The Russian public was told about the final end for Yukos in a brief item on television news programs, which stated that the once-mighty company had been declared bankrupt.

The Moscow court reached its decision after rejecting last-minute arguments from Yukos' lawyers.

A government-appointed administrator declared that Yukos has insufficient assets to cover debts he says are more than $18 billion, an assessment disputed by the oil firm's current directors.

The end was expected after a hearing last week in which creditors voted to liquidate what remains of Yukos.

It was the culmination of a nearly three-year battle that critics say is largely a political vendetta against former Yukos director Mikhail Khodorkovsky.

Once Russia's richest man, Khodorkovsky, 42, is now serving an eight-year sentence in a Siberian prison after his conviction for alleged tax evasion and fraud.

Supporters of the former billionaire say the charges were retribution for his funding of opposition parties and plans to build his own oil export pipeline, something that has always been a state monopoly.

The main creditor against the oil firm was Russia's tax service, whose claim of about $28 billion in back taxes started the process of dismembering Yukos last year.

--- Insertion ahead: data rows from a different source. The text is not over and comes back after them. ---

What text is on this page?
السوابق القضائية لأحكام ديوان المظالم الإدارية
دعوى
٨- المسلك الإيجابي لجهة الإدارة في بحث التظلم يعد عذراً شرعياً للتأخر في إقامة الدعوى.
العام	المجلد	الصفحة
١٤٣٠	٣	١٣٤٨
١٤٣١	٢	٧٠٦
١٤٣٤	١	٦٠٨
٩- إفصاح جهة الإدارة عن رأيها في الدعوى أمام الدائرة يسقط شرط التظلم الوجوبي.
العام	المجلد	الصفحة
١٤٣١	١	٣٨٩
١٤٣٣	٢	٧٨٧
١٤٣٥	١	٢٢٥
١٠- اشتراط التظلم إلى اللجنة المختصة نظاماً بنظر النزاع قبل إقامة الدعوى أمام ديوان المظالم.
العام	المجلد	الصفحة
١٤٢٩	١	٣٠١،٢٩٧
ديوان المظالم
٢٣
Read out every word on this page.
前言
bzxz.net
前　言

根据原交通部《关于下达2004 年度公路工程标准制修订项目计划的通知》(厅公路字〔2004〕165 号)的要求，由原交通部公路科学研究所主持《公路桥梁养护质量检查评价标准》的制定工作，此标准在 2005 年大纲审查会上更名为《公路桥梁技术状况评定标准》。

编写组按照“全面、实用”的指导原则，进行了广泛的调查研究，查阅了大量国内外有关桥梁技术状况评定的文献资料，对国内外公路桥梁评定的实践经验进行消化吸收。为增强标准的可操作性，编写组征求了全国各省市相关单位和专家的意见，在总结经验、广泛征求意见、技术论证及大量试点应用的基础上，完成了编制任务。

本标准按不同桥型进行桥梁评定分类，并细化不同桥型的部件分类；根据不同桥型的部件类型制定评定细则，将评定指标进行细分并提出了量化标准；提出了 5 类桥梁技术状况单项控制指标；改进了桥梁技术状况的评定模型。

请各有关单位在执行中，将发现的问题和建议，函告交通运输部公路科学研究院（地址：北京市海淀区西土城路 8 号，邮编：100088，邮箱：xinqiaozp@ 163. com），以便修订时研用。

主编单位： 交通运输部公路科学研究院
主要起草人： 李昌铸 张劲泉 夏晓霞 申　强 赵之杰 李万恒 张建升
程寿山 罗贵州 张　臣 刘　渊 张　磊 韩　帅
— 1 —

In order to pay the bill the government auctioned off Yukos' primary oil pumping unit at a bargain price to a small company that quickly became one of Russia's largest entities, Rosneft.

During last week's liquidation hearing, current Yukos directors accused the government of employing the same strategy by undervaluing the company's remaining assets.

The directors took part in the hearing by video-link from London, fearing they would be arrested if they came to Russia.

President Putin has insisted that the case is only about fighting fraud and corruption.

But one defense lawyer, Robert Amsterdam, described what he saw happening after the verdict last year.

"What they are attempting to do is use the tax and criminal code in a way where it has become an instrumentality of evil, not of justice," he said. "Where search and seizure powers are being used not to obtain information to determine guilt, but rather to break down the neural systems of corporations, and effect the greatest hostile takeover of modern history."

Kremlin officials say Russia's extensive oil and gas assets are of "strategic" importance, and have placed restrictions on foreign investment in the energy sector.